Sabe-se que parte dos destroços do Titanic repousa perto de um trecho do leito oceânico afetado por um fluxo de água fria em direção ao sul, conhecido como Corrente de Contorno Oeste Profunda.

O fluxo dessa corrente cria dunas móveis, ondulações e padrões na forma de faixas entre o sedimento e a lama ao longo do leito oceânico, que forneceram aos cientistas uma noção sobre a sua força. A maioria das formações observadas no leito oceânico é associada a correntes relativamente fracas a moderadas.

As ondulações de areia ao longo da ponta leste do campo de destroços do Titanic – o conjunto de pertences, equipamentos, móveis, carvão e partes do próprio navio que se espalharam durante o naufrágio – indicam que existe uma corrente que flui no fundo do mar de leste para oeste.
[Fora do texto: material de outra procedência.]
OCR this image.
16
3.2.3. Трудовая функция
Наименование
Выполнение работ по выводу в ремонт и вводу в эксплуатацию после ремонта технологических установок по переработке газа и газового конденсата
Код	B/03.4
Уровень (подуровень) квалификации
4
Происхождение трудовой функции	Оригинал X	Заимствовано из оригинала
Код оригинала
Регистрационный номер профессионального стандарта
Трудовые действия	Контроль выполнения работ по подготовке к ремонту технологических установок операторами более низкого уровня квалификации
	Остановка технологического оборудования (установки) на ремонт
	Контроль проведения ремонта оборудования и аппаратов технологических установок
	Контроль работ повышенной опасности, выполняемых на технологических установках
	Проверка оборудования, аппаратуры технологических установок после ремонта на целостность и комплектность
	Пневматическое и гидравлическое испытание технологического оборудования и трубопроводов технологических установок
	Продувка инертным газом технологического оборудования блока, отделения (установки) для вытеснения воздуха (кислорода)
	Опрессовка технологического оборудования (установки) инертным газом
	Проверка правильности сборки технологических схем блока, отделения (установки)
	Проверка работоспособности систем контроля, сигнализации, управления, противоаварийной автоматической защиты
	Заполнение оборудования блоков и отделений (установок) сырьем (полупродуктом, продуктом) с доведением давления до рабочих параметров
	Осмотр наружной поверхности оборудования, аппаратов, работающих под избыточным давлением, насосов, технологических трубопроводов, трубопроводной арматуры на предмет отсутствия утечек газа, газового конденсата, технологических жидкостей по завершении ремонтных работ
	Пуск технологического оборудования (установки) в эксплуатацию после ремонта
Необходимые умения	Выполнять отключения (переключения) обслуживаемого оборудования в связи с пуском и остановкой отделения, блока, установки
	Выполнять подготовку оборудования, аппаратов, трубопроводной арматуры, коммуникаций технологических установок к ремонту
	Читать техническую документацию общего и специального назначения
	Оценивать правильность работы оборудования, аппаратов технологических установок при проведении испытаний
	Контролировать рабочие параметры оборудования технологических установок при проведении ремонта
Já no local principal dos destroços, os cientistas afirmam que as correntes fluem de noroeste para sudoeste, talvez devido aos pedaços maiores do navio, que alteram sua direção.

Em volta do sul da seção da proa, as correntes parecem particularmente irregulares, variando de nordeste para noroeste e até sudoeste.

Muitos especialistas acreditam que a exposição a essas correntes acabará por enterrar os destroços do Titanic nos sedimentos.

O arqueólogo marinho de águas profundas Gerhard Seiffert liderou recentemente uma expedição para escanear os destroços do Titanic em alta resolução. Ele contou à BBC que não acredita que as correntes na região sejam suficientemente fortes para causar riscos aos veículos submersíveis – desde que eles tenham energia disponível.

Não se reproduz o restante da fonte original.